Once the environment is created, you can manage it with settings.

From the environment page, you have 3 options :

Access the settings : Goes to the Settings page, detailed below
Put operational/put on standby : Use if your environment is in standby state or up and running to change its state.

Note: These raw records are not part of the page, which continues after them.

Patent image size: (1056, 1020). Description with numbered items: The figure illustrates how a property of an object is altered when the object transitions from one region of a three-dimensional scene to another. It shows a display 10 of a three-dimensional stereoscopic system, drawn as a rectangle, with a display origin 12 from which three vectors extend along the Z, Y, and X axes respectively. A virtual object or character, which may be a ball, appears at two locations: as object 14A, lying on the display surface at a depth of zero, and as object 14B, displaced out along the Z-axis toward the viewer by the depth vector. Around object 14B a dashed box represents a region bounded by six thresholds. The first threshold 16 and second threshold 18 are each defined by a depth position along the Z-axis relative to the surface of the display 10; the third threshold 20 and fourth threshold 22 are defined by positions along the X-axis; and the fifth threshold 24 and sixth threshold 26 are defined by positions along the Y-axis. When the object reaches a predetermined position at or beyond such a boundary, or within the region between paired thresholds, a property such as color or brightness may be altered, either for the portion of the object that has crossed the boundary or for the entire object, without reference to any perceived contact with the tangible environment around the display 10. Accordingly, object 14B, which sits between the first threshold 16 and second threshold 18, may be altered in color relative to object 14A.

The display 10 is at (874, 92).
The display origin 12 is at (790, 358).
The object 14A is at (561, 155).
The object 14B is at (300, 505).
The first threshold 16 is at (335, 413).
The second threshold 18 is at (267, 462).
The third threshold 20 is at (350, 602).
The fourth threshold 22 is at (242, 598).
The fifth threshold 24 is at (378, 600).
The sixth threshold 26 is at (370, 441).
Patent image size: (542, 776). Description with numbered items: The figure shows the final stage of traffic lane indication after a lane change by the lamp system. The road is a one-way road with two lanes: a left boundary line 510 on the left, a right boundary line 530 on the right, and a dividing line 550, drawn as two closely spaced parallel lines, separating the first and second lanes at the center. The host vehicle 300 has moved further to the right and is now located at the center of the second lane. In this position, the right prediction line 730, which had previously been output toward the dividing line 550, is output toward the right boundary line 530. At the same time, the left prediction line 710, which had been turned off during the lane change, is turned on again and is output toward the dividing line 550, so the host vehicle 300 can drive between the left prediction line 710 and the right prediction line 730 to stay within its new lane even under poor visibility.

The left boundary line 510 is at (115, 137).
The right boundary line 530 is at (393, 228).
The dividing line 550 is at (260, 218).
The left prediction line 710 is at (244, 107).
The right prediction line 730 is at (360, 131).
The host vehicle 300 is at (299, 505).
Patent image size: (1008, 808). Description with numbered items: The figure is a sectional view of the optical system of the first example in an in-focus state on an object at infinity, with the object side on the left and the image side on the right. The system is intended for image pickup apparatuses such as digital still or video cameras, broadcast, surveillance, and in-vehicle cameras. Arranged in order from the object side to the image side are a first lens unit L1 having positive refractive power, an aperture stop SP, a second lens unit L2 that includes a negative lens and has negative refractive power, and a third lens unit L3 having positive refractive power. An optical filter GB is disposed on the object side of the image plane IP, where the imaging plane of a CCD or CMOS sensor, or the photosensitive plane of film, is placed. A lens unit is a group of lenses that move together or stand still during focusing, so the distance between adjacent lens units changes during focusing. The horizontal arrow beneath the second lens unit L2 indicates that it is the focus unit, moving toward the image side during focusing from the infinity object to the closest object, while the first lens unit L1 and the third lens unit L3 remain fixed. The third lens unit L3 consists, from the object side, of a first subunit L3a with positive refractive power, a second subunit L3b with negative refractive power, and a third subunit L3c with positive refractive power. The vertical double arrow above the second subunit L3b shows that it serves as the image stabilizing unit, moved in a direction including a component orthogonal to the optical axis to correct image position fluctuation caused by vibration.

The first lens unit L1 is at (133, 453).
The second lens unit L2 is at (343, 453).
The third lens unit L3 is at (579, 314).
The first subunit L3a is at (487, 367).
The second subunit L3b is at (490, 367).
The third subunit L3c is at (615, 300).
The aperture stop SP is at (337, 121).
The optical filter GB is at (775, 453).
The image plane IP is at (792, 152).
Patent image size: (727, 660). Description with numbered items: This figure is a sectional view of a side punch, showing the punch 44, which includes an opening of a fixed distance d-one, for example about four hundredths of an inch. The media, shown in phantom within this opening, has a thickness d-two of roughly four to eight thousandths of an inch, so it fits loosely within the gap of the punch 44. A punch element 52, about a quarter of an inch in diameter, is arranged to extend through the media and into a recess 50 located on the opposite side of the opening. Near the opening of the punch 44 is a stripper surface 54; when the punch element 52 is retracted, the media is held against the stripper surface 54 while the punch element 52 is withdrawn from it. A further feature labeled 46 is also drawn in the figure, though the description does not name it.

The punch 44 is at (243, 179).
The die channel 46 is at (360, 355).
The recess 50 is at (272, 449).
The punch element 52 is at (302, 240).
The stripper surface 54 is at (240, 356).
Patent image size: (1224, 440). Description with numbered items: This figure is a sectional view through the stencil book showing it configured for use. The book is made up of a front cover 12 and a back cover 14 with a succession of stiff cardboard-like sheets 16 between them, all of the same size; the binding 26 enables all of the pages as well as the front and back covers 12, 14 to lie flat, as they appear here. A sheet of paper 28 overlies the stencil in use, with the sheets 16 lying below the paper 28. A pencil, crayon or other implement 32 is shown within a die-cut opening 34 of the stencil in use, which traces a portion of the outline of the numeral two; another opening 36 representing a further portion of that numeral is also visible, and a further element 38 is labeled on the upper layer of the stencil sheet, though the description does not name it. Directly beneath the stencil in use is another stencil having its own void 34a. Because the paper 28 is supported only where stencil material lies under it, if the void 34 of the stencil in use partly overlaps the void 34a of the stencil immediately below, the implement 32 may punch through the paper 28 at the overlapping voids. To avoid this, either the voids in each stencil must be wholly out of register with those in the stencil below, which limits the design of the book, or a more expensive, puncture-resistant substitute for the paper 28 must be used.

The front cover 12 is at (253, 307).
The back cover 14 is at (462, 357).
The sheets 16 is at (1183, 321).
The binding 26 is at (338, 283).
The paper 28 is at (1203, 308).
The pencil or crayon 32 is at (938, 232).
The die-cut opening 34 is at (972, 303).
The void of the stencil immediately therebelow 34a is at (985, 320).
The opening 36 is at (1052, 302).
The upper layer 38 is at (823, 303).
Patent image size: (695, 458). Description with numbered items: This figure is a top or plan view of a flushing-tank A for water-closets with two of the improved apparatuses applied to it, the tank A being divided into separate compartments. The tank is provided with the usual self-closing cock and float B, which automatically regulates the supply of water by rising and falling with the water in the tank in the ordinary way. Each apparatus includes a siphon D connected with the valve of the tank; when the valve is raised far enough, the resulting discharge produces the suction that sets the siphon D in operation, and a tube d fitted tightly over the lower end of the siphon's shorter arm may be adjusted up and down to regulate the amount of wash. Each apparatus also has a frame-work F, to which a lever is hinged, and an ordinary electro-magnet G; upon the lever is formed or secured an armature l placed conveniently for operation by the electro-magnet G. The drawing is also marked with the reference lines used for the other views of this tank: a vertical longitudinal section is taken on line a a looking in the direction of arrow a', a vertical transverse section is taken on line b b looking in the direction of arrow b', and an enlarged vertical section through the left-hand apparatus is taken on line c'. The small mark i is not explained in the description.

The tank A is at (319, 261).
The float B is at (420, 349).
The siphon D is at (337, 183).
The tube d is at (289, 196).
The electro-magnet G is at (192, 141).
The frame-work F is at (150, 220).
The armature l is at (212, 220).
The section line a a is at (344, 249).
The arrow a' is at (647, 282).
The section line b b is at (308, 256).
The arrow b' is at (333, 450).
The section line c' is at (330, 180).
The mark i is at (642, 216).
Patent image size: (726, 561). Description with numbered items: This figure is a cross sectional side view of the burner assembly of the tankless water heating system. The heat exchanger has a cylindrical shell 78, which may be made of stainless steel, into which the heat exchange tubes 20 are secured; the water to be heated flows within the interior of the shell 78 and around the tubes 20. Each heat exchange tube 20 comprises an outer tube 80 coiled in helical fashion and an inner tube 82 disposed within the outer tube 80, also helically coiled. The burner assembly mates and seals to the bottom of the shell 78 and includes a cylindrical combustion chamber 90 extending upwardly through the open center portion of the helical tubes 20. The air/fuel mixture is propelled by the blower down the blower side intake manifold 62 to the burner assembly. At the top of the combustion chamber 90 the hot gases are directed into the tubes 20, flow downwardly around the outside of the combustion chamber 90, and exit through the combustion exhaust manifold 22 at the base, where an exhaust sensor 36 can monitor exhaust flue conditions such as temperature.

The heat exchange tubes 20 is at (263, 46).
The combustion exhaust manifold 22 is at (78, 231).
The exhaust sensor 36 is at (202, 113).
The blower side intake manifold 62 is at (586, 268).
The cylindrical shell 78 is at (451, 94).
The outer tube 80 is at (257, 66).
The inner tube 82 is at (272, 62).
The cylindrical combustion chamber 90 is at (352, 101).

Once it's on standby, you cannot run anything but can still access everything on "read-only" mode.
Delete : Delete the environment and all its associated content

The Settings page is separated in two main parts :

A drop-down menu that lists all the environments created on the project
A section that presents information regarding the current selected environment
A first tab that presents information regarding
- The environment, as it was selected during its creation (name & type) and extra information (status, URL, IP address, creation date)
- Its resources (cloud provider and Machine size) that cannot be modified
- Its runtime planner that can be changed with the same options as the creation form (operational days, resume time, standby time)
A second tab listing all the environment variables of the environment, with the possibility to add more using key/value couples

Handle data in the Data Store

As each environment has its own Data store, you are able to store documents of information on it and download the results of your processing. This part is detailed in the Datastore part of the documentation.